Steamboat School District again honored among state’s best
Steamboat Springs — For the fourth straight year, the Steamboat Springs School District was recognized by the Colorado Department of Education as one of the top places to learn in the state.
The district was one of 16 in Colorado accredited with distinction for 2013, announced at the CDE School and District Awards Ceremony on Dec. 3. It put Steamboat in the top 9 percent of districts in the state in terms of overall performance, an honor it has received since CDE began labeling schools with it just four years ago.
In order to be accredited with distinction, Colorado school districts must earn 80 percent or more of the available points on the district performance framework. Points are based on academic achievement, academic growth, reducing academic growth gaps and postsecondary and workforce readiness, according to district Curriculum Director Marty Lamansky.
How schools are measured in narrowing academic gaps year to year has a lot to do with the Colorado growth model, Lamansky added. Steamboat Springs School District has more than 2,400 students in its six schools.

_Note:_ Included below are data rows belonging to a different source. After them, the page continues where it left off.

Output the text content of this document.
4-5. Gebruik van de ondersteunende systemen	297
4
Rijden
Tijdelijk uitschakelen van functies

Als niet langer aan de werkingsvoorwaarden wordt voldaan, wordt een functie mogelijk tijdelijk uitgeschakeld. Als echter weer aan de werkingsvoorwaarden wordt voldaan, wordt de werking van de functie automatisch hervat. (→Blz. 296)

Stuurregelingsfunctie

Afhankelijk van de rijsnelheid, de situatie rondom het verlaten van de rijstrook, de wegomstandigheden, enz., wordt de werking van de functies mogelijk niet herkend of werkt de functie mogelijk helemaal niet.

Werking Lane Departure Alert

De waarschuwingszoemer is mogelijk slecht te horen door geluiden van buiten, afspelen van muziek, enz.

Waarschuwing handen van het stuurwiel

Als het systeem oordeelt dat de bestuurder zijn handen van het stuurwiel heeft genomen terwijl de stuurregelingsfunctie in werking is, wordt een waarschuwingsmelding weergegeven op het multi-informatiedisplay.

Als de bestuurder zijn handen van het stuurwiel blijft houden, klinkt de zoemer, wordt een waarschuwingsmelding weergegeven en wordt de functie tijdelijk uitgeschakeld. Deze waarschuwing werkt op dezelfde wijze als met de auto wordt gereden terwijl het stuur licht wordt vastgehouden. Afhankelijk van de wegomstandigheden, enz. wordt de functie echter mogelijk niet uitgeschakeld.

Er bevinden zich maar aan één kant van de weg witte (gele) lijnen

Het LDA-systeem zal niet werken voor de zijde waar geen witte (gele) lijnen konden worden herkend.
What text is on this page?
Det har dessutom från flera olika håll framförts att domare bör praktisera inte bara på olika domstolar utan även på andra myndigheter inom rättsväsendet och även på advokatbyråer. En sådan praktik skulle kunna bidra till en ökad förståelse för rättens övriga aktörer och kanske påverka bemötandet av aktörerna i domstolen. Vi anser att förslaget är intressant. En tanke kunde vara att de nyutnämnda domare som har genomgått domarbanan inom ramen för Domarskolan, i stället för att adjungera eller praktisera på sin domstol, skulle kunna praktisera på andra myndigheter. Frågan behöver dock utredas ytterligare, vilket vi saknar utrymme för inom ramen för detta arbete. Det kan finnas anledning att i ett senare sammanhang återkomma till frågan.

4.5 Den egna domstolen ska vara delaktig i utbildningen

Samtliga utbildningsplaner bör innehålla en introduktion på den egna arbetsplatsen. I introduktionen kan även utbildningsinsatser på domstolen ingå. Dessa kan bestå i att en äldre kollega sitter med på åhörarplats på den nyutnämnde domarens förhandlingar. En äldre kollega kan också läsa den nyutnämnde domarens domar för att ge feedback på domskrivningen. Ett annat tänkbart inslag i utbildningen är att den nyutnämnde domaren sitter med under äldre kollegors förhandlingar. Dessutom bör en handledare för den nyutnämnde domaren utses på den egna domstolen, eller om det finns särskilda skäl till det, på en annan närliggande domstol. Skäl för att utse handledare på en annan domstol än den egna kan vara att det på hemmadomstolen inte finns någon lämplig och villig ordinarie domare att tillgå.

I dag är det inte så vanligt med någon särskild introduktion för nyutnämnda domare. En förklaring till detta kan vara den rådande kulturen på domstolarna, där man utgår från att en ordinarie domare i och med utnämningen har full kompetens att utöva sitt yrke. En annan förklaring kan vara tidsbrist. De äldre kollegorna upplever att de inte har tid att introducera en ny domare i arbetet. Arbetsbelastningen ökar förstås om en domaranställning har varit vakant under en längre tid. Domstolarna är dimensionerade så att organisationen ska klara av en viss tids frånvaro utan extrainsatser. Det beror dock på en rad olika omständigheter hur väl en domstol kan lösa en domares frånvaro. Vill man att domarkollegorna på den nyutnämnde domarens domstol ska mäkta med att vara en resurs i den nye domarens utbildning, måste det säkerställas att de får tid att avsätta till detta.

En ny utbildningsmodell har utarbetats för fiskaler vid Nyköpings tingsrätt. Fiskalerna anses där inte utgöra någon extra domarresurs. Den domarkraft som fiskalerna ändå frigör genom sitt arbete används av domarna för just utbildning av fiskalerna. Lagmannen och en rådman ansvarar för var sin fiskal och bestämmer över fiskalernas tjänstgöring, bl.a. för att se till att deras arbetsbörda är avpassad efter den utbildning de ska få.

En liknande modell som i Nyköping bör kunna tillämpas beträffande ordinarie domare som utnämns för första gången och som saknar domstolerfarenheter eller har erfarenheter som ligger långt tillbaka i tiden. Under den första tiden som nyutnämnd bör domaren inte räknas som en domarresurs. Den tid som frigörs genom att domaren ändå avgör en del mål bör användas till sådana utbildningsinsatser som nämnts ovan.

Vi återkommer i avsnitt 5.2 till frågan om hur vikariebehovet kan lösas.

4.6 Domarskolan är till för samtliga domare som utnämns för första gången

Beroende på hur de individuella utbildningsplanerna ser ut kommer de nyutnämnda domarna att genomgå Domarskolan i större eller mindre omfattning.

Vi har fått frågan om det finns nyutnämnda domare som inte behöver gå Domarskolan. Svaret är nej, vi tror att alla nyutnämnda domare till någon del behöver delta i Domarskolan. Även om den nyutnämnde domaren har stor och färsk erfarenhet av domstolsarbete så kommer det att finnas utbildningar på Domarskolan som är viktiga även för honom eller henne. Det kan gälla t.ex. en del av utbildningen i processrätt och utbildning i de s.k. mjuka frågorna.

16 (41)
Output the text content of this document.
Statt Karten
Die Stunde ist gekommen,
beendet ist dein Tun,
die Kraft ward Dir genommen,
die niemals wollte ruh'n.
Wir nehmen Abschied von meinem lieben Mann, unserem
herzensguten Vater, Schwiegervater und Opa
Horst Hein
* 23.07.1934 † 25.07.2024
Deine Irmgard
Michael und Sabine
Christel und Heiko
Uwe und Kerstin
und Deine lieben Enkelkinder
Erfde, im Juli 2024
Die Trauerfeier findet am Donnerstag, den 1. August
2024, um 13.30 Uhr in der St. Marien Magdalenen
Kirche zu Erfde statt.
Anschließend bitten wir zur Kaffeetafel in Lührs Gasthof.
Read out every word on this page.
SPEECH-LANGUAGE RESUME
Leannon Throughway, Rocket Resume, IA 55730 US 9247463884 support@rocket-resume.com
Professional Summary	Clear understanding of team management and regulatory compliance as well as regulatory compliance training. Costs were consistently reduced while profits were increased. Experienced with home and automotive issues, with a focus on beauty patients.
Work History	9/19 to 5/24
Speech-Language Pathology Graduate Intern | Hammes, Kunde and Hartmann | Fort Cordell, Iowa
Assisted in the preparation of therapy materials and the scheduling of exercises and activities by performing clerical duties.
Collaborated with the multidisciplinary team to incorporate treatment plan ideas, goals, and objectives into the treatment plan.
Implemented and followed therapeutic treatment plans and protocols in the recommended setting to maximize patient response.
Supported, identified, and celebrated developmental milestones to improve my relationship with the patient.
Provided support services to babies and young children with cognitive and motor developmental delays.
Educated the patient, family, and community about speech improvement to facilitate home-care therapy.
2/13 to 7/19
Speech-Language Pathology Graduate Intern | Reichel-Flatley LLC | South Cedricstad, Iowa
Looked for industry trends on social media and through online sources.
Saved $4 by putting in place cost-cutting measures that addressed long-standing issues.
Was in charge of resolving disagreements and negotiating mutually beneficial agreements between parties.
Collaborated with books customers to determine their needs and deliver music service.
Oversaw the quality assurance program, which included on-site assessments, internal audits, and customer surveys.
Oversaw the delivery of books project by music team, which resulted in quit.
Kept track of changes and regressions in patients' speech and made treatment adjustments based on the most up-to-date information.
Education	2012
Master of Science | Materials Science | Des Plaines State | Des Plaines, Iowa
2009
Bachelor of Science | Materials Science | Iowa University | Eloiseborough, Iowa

Three schools — the middle school, high school and Strawberry Park Elementary School — were given the John Irwin Award. Schools that show prolonged academic success receive the honor, which is calculated through students’ Traditional Colorado Assessment Program scores. The TCAP exam assesses reading, writing, math and science content and is administered every March.
The John Irwin Award “is based on the last three years of data,” Lamansky said. “It has to be a long-term track record.”
Steamboat Springs Middle School was recognized as a Governor’s Distinguished Improvement school, given to 130 schools in 2013. Lamansky said the middle school was recognized for its academic growth in reading, writing, math and English language proficiency for English language learners.
Like the John Irwin Award, the Governor’s Distinguished Improvement award tracks long-term academic growth and it recognizes schools that exceed expectations in the classroom.
“It’s quite an honor,” middle school Principal Jerry Buelter said. “We’ve been fortunate to do really well (with student growth) in the past.”
The two other honors given to Colorado schools at the ceremony were the ESEA Reward School and the Centers of Excellence awards. Lamansky said the district doesn’t have a school that would qualify for either award, which are given to Title I schools and academically improved schools with 75 percent of their population considered at-risk students.
“All of these things don’t happen with just a few people,” Lamansky said. “It’s all 300-plus employees in the district working together for quality education.”